Has Brighton got the most skilled practitioners of the "glottal stop" in the country?
Some years ago, perhaps before the ideal of BBC pronounciation had begun to lose favour with the middle classes, an English teacher told me that he thought the worse spoken English in the country was to be heard in Brighton. He had a theory that this might have its roots back in 1841 with the opening of the London to Brighton railway; the consequent interchange of population between London and the South Coast leading to a gradual melding of the Sussex & Cockney dialects, not to the benefit of either.
The above conversation sprung to mind recently in the vegetable aisle of ASDA when I overheard the question (which long familiarity enabled me to interpret): "Do we need any potatoes?".
Without resorting to the phonetic alphabet what I actually heard for the word "potatoes" was something like: "per?ay?ers"; where I have inserted "?'s" for the glottal stops.
This must have taken years of dedicated practice. Just try pronouncing "potatoes" without the "t's"!

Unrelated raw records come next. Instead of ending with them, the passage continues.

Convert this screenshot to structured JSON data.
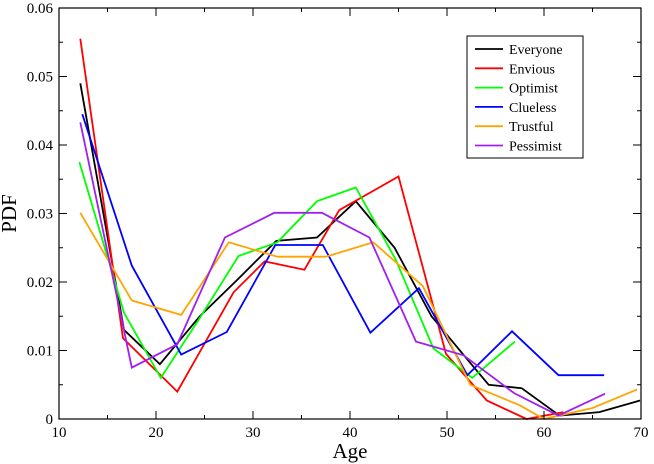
{
  "chart_data": {
    "type": "line",
    "title": "",
    "xlabel": "Age",
    "ylabel": "PDF",
    "xlim": [
      10,
      70
    ],
    "ylim": [
      0,
      0.06
    ],
    "x_ticks": [
      10,
      20,
      30,
      40,
      50,
      60,
      70
    ],
    "x_tick_labels": [
      "10",
      "20",
      "30",
      "40",
      "50",
      "60",
      "70"
    ],
    "y_ticks": [
      0,
      0.01,
      0.02,
      0.03,
      0.04,
      0.05,
      0.06
    ],
    "y_tick_labels": [
      "0",
      "0.01",
      "0.02",
      "0.03",
      "0.04",
      "0.05",
      "0.06"
    ],
    "grid": false,
    "legend_position": "top-right",
    "series": [
      {
        "name": "Everyone",
        "color": "#000000",
        "x": [
          12.2,
          16.7,
          20.4,
          24.5,
          28.5,
          32.4,
          36.6,
          40.6,
          44.6,
          48.4,
          52.5,
          54.3,
          57.7,
          61.6,
          65.7,
          69.9
        ],
        "y": [
          0.049,
          0.013,
          0.008,
          0.015,
          0.0205,
          0.026,
          0.0265,
          0.0318,
          0.025,
          0.015,
          0.008,
          0.005,
          0.0045,
          0.0005,
          0.001,
          0.0027
        ]
      },
      {
        "name": "Envious",
        "color": "#ff0000",
        "x": [
          12.2,
          16.6,
          22.2,
          28.0,
          31.2,
          35.3,
          38.9,
          45.0,
          49.9,
          54.1,
          58.2,
          62.0
        ],
        "y": [
          0.0555,
          0.0118,
          0.004,
          0.0185,
          0.023,
          0.0218,
          0.0305,
          0.0354,
          0.0095,
          0.0027,
          0.0,
          0.001
        ]
      },
      {
        "name": "Optimist",
        "color": "#00ff00",
        "x": [
          12.1,
          16.7,
          20.5,
          24.4,
          28.5,
          32.5,
          36.6,
          40.6,
          44.7,
          48.6,
          52.6,
          57.0
        ],
        "y": [
          0.0375,
          0.0155,
          0.006,
          0.0145,
          0.0238,
          0.0258,
          0.0318,
          0.0338,
          0.0233,
          0.0103,
          0.006,
          0.0113
        ]
      },
      {
        "name": "Clueless",
        "color": "#0000ff",
        "x": [
          12.4,
          17.5,
          22.6,
          27.3,
          32.3,
          37.2,
          42.1,
          47.1,
          52.1,
          56.7,
          61.5,
          66.2
        ],
        "y": [
          0.0445,
          0.0224,
          0.0094,
          0.0127,
          0.0254,
          0.0254,
          0.0126,
          0.0191,
          0.0064,
          0.0128,
          0.0064,
          0.0064
        ]
      },
      {
        "name": "Trustful",
        "color": "#ffa500",
        "x": [
          12.2,
          17.5,
          22.6,
          27.5,
          32.5,
          37.5,
          42.4,
          47.5,
          52.4,
          57.5,
          60.0,
          65.0,
          69.6
        ],
        "y": [
          0.0301,
          0.0173,
          0.0152,
          0.0258,
          0.0237,
          0.0237,
          0.0258,
          0.0194,
          0.005,
          0.002,
          0.0,
          0.0016,
          0.0043
        ]
      },
      {
        "name": "Pessimist",
        "color": "#a020f0",
        "x": [
          12.2,
          17.5,
          22.2,
          27.1,
          32.2,
          37.1,
          42.0,
          46.8,
          51.7,
          56.9,
          61.5,
          66.3
        ],
        "y": [
          0.0433,
          0.0075,
          0.0109,
          0.0265,
          0.0301,
          0.0301,
          0.0265,
          0.0113,
          0.0093,
          0.0038,
          0.0005,
          0.0037
        ]
      }
    ]
  }
}
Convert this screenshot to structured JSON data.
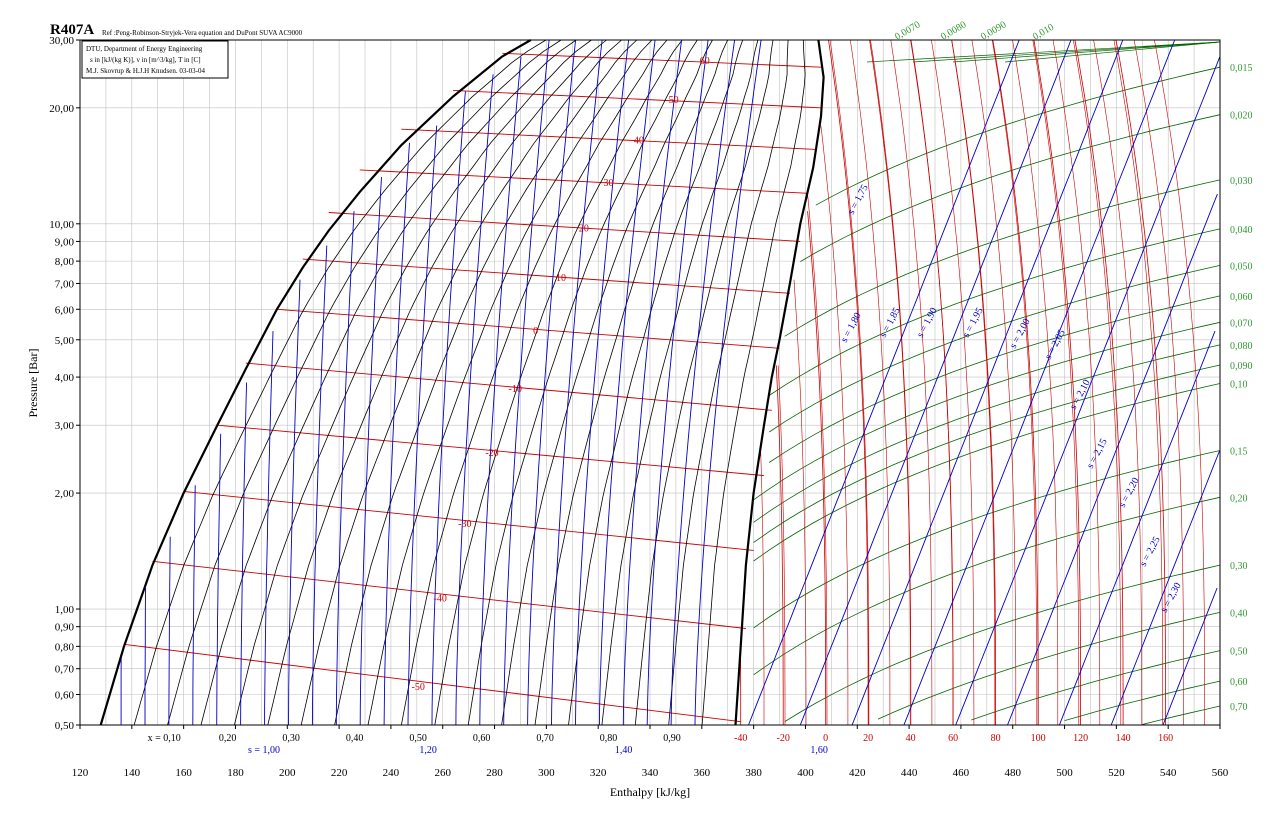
{
  "chart_data": {
    "type": "line",
    "title": "R407A",
    "subtitle": "Ref :Peng-Robinson-Stryjek-Vera equation and DuPont SUVA AC9000",
    "info_box": [
      "DTU, Department of Energy Engineering",
      "s in [kJ/(kg K)], v in [m^3/kg], T in [C]",
      "M.J. Skovrup & H.J.H Knudsen. 03-03-04"
    ],
    "xlabel": "Enthalpy [kJ/kg]",
    "ylabel": "Pressure [Bar]",
    "xlim": [
      120,
      560
    ],
    "ylim": [
      0.5,
      30
    ],
    "y_scale": "log",
    "grid": true,
    "x_ticks": [
      "120",
      "140",
      "160",
      "180",
      "200",
      "220",
      "240",
      "260",
      "280",
      "300",
      "320",
      "340",
      "360",
      "380",
      "400",
      "420",
      "440",
      "460",
      "480",
      "500",
      "520",
      "540",
      "560"
    ],
    "y_ticks": [
      {
        "value": 0.5,
        "label": "0,50"
      },
      {
        "value": 0.6,
        "label": "0,60"
      },
      {
        "value": 0.7,
        "label": "0,70"
      },
      {
        "value": 0.8,
        "label": "0,80"
      },
      {
        "value": 0.9,
        "label": "0,90"
      },
      {
        "value": 1.0,
        "label": "1,00"
      },
      {
        "value": 2.0,
        "label": "2,00"
      },
      {
        "value": 3.0,
        "label": "3,00"
      },
      {
        "value": 4.0,
        "label": "4,00"
      },
      {
        "value": 5.0,
        "label": "5,00"
      },
      {
        "value": 6.0,
        "label": "6,00"
      },
      {
        "value": 7.0,
        "label": "7,00"
      },
      {
        "value": 8.0,
        "label": "8,00"
      },
      {
        "value": 9.0,
        "label": "9,00"
      },
      {
        "value": 10.0,
        "label": "10,00"
      },
      {
        "value": 20.0,
        "label": "20,00"
      },
      {
        "value": 30.0,
        "label": "30,00"
      }
    ],
    "saturated_liquid": [
      [
        128,
        0.5
      ],
      [
        137,
        0.8
      ],
      [
        148,
        1.3
      ],
      [
        160,
        2.0
      ],
      [
        173,
        3.0
      ],
      [
        184,
        4.2
      ],
      [
        196,
        6.0
      ],
      [
        206,
        7.7
      ],
      [
        216,
        9.6
      ],
      [
        228,
        12.1
      ],
      [
        244,
        16.0
      ],
      [
        264,
        21.4
      ],
      [
        283,
        27.2
      ],
      [
        294,
        30.0
      ]
    ],
    "saturated_vapor": [
      [
        373,
        0.5
      ],
      [
        375,
        0.8
      ],
      [
        377,
        1.3
      ],
      [
        380,
        2.0
      ],
      [
        384,
        3.0
      ],
      [
        387,
        4.0
      ],
      [
        390,
        5.0
      ],
      [
        394,
        7.0
      ],
      [
        398,
        10.0
      ],
      [
        403,
        14.0
      ],
      [
        406,
        19.0
      ],
      [
        407,
        24.0
      ],
      [
        405,
        30.0
      ]
    ],
    "isotherms_2phase": [
      {
        "label": "-50",
        "bubble": [
          137,
          0.81
        ],
        "dew": [
          375,
          0.51
        ]
      },
      {
        "label": "-40",
        "bubble": [
          148,
          1.33
        ],
        "dew": [
          377,
          0.89
        ]
      },
      {
        "label": "-30",
        "bubble": [
          160,
          2.02
        ],
        "dew": [
          380,
          1.42
        ]
      },
      {
        "label": "-20",
        "bubble": [
          173,
          3.0
        ],
        "dew": [
          384,
          2.22
        ]
      },
      {
        "label": "-10",
        "bubble": [
          184,
          4.35
        ],
        "dew": [
          387,
          3.28
        ]
      },
      {
        "label": "0",
        "bubble": [
          196,
          6.0
        ],
        "dew": [
          390,
          4.75
        ]
      },
      {
        "label": "10",
        "bubble": [
          206,
          8.1
        ],
        "dew": [
          394,
          6.6
        ]
      },
      {
        "label": "20",
        "bubble": [
          216,
          10.7
        ],
        "dew": [
          398,
          9.0
        ]
      },
      {
        "label": "30",
        "bubble": [
          228,
          13.8
        ],
        "dew": [
          401,
          12.0
        ]
      },
      {
        "label": "40",
        "bubble": [
          244,
          17.6
        ],
        "dew": [
          404,
          15.6
        ]
      },
      {
        "label": "50",
        "bubble": [
          264,
          22.2
        ],
        "dew": [
          406,
          20.0
        ]
      },
      {
        "label": "60",
        "bubble": [
          283,
          27.7
        ],
        "dew": [
          406,
          25.5
        ]
      }
    ],
    "quality_labels": [
      "x = 0,10",
      "0,20",
      "0,30",
      "0,40",
      "0,50",
      "0,60",
      "0,70",
      "0,80",
      "0,90"
    ],
    "quality_values": [
      0.1,
      0.2,
      0.3,
      0.4,
      0.5,
      0.6,
      0.7,
      0.8,
      0.9
    ],
    "entropy_labels_2phase": [
      "s = 1,00",
      "1,20",
      "1,40",
      "1,60"
    ],
    "entropy_vapor_labels": [
      "1,75",
      "1,80",
      "1,85",
      "1,90",
      "1,95",
      "2,00",
      "2,05",
      "2,10",
      "2,15",
      "2,20",
      "2,25",
      "2,30"
    ],
    "temperature_bottom_labels": [
      "-40",
      "-20",
      "0",
      "20",
      "40",
      "60",
      "80",
      "100",
      "120",
      "140",
      "160"
    ],
    "temperature_bottom_values": [
      -40,
      -20,
      0,
      20,
      40,
      60,
      80,
      100,
      120,
      140,
      160
    ],
    "volume_labels": [
      {
        "label": "0,0070",
        "p": 30.0,
        "side": "top"
      },
      {
        "label": "0,0080",
        "p": 30.0,
        "side": "top"
      },
      {
        "label": "0,0090",
        "p": 30.0,
        "side": "top"
      },
      {
        "label": "0,010",
        "p": 30.0,
        "side": "top"
      },
      {
        "label": "0,015",
        "p": 25.5
      },
      {
        "label": "0,020",
        "p": 19.2
      },
      {
        "label": "0,030",
        "p": 13.0
      },
      {
        "label": "0,040",
        "p": 9.7
      },
      {
        "label": "0,050",
        "p": 7.8
      },
      {
        "label": "0,060",
        "p": 6.5
      },
      {
        "label": "0,070",
        "p": 5.55
      },
      {
        "label": "0,080",
        "p": 4.85
      },
      {
        "label": "0,090",
        "p": 4.3
      },
      {
        "label": "0,10",
        "p": 3.85
      },
      {
        "label": "0,15",
        "p": 2.58
      },
      {
        "label": "0,20",
        "p": 1.95
      },
      {
        "label": "0,30",
        "p": 1.3
      },
      {
        "label": "0,40",
        "p": 0.98
      },
      {
        "label": "0,50",
        "p": 0.78
      },
      {
        "label": "0,60",
        "p": 0.65
      },
      {
        "label": "0,70",
        "p": 0.56
      }
    ],
    "colors": {
      "isotherm": "#cc0000",
      "isentrope": "#0000cc",
      "quality": "#000000",
      "isochore": "#006600",
      "grid": "#c0c0c0",
      "saturation": "#000000",
      "volume_label": "#339933"
    }
  }
}
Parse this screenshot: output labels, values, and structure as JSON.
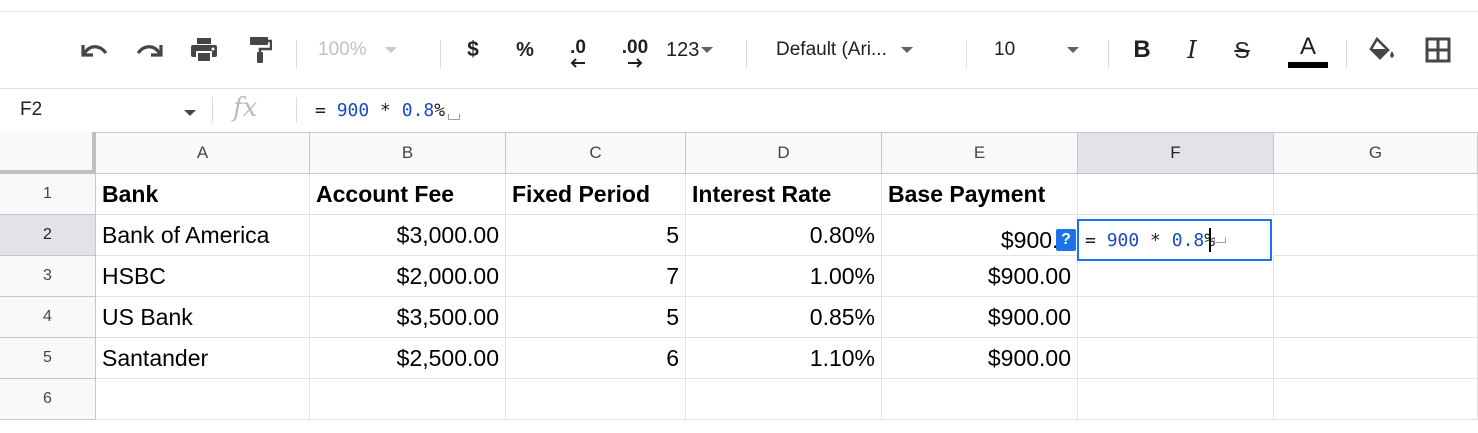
{
  "toolbar": {
    "zoom": "100%",
    "currency": "$",
    "percent": "%",
    "decrease_decimal": ".0",
    "increase_decimal": ".00",
    "more_formats": "123",
    "font_family": "Default (Ari...",
    "font_size": "10",
    "bold": "B",
    "italic": "I",
    "strikethrough": "S",
    "text_color": "A",
    "text_color_value": "#000000",
    "icons": [
      "undo-icon",
      "redo-icon",
      "print-icon",
      "paint-format-icon",
      "fill-color-icon",
      "borders-icon"
    ]
  },
  "formula_bar": {
    "name_box": "F2",
    "fx": "fx",
    "tokens": [
      "=",
      "900",
      "*",
      "0.8",
      "%"
    ]
  },
  "grid": {
    "columns": [
      "A",
      "B",
      "C",
      "D",
      "E",
      "F",
      "G"
    ],
    "rows": [
      "1",
      "2",
      "3",
      "4",
      "5",
      "6"
    ],
    "selected_column": "F",
    "selected_row": "2",
    "header_row": [
      "Bank",
      "Account Fee",
      "Fixed Period",
      "Interest Rate",
      "Base Payment"
    ],
    "data": [
      [
        "Bank of America",
        "$3,000.00",
        "5",
        "0.80%",
        "$900.00"
      ],
      [
        "HSBC",
        "$2,000.00",
        "7",
        "1.00%",
        "$900.00"
      ],
      [
        "US Bank",
        "$3,500.00",
        "5",
        "0.85%",
        "$900.00"
      ],
      [
        "Santander",
        "$2,500.00",
        "6",
        "1.10%",
        "$900.00"
      ]
    ]
  },
  "editor": {
    "help_badge": "?",
    "tokens": [
      "=",
      "900",
      "*",
      "0.8",
      "%"
    ]
  },
  "colors": {
    "selection": "#1a73e8",
    "formula_number": "#1a4bc4"
  }
}
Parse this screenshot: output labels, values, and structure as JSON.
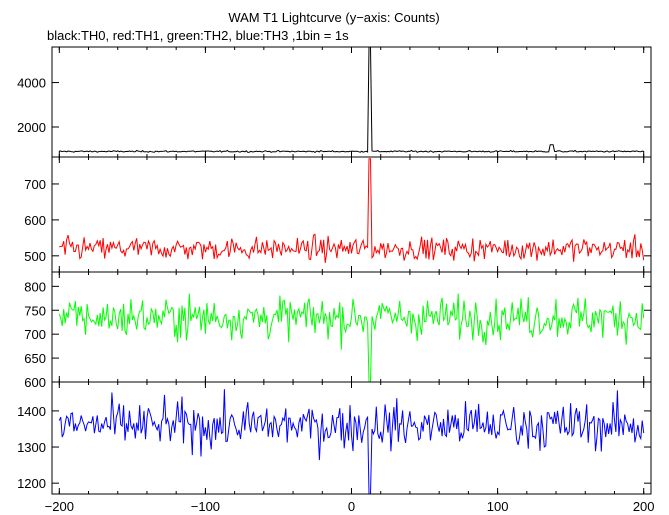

Well, Brighton does have very strong links with cockney London and sarf London. As to whether that's the railways (I'm not sure) or just a reflection of the entrepreneurial cockneys always seeking out a shilling and Brighton offering rich pickings in the boom years at the end of the 19th and start of the 20th century, that's a debate to be had.
ReplyDeleteOne example is my great grandfather. He was a cockney who came to Brighton at some point and married a local girl in 1913. Occupation on the marriage certificate? General trader. :o)
NIce one Dan ;)
ReplyDeleteMy grandfather & family came to Brighton from Oxfordshire via Portsmouth in 1898. He worked in Cheesemans China shop and died in 1919 aged 50. Brighton seems to have always ridden out periods of depression very well.